LUXEMBOURG - La Loterie nationale a débuté une phase de tests dans «quelques points de vente».

Avec ces machines, l’argent ne transite pas par le tenancier de l’établissement.

Avec ces machines, l’argent ne transite pas par le tenancier de l’établissement.

La Loterie nationale contre-attaque. Face aux bornes de jeux dans les bars qu’il juge illégales, l’opérateur vient de lancer ses propres appareils. Nous en avons testé un, dans un bar à Esch-sur-Alzette. Il faut glisser un billet dans une première machine, qui délivre un ticket. Inséré dans la borne, il permet de miser sur une dizaine de jeux de hasard, de type «machines à sous» de casino. Des jeux similaires à ceux des bornes «concurrentes» juste à côté.
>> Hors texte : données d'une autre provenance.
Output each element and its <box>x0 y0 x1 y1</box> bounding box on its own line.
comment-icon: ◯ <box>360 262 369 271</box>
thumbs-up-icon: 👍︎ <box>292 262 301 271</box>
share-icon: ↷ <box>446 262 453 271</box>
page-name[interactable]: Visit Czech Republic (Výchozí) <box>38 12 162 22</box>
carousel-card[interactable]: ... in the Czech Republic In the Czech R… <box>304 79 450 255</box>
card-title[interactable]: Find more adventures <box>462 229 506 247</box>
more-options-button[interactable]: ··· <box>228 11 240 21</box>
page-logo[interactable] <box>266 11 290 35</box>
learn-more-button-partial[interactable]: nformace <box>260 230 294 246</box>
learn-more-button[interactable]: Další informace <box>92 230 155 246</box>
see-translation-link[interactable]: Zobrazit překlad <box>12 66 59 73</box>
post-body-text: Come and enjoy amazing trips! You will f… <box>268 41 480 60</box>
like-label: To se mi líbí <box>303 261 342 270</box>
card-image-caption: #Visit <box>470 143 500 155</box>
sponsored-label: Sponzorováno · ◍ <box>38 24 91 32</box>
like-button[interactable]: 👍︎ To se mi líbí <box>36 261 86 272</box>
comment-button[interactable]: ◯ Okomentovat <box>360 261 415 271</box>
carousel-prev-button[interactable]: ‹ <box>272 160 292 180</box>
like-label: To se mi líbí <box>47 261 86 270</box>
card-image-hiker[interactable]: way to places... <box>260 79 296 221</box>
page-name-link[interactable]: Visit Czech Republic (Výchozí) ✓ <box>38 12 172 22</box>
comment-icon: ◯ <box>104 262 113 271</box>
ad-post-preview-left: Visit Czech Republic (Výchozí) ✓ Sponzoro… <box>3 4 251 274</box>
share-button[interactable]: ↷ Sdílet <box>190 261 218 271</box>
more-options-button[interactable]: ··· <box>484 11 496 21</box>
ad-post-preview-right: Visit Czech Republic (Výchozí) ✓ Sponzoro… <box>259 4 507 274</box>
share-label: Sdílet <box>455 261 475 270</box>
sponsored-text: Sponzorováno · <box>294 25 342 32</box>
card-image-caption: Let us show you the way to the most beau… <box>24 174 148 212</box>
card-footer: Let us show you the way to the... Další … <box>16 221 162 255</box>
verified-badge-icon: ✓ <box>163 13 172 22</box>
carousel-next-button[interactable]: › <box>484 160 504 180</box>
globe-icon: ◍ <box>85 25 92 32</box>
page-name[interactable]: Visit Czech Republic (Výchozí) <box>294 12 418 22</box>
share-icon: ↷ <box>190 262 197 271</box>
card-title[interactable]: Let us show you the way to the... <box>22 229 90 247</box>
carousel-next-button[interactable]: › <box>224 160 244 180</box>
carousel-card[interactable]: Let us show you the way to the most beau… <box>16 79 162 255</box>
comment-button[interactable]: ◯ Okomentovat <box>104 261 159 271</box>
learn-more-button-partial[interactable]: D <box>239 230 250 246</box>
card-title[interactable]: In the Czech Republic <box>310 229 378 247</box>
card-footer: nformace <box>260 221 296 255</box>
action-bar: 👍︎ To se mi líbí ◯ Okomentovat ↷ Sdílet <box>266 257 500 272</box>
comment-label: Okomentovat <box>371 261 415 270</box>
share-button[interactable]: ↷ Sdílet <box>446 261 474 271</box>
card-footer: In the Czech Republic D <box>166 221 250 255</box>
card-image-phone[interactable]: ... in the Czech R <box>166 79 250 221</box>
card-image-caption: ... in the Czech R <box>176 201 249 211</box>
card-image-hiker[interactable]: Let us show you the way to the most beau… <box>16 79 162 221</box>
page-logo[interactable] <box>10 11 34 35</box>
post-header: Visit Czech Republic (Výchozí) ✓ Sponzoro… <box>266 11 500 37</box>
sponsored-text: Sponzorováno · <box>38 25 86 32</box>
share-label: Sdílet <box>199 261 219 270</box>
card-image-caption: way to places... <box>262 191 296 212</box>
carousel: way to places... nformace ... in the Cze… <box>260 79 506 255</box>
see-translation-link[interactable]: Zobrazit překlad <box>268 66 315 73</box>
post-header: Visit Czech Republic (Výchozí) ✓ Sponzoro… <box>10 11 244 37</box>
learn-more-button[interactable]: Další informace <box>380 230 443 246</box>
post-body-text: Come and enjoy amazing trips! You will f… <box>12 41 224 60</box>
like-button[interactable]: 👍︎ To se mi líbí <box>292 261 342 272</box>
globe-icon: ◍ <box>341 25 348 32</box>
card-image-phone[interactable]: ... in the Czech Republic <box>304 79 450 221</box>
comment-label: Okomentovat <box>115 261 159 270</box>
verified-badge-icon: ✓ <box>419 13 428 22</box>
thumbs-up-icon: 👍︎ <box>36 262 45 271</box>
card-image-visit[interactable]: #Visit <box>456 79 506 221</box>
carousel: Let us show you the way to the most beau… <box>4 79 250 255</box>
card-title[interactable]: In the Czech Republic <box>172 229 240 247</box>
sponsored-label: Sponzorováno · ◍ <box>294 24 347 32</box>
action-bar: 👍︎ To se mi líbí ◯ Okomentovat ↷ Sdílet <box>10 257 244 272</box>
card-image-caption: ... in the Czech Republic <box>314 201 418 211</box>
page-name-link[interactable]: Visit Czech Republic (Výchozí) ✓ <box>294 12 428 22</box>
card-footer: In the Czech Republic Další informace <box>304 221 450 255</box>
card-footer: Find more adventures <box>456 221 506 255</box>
Les règles sont expliquées et les mises commencent à 20 cents. Les combinaisons déroulent et, en cas de gain, retour au premier appareil avec un ticket qui permet d’obtenir son ou ses billets. Et le solde de la monnaie avec un autre ticket de jeu, si le gain ne tombe pas «rond». Avec ce système, le tenancier du bar ne manipule pas d’argent et les mises sont récupérées chaque jour par une société extérieure.

«La Loterie fera un chiffre d’affaires moins important que les exploitants "illégaux"»

Selon nos informations, la Loterie pourrait déployer une soixantaine de ces machines à travers le pays. Et les contrats avec les établissements d’accueil courent sur un an. Contactée, la Loterie nationale confirme avoir «commencé un projet-pilote avec une phase de tests dans seulement quelques points de vente», sans vouloir fournir plus de détails.

Toujours selon nos informations, 30% des bénéfices des machines sont reversés aux patrons des points de vente. «C’est moins que ce qu’ils peuvent gagner avec les bornes déjà en place, mais la Loterie fera un chiffre d’affaires moins important que les exploitants "illégaux". Car elle a plus de frais, entre le coût des machines - au minimum 15 000 euros contre 4 000 pour une illégale - et les prestataires autour, comme celui qui récupère les sommes d’argent», explique un spécialiste du secteur.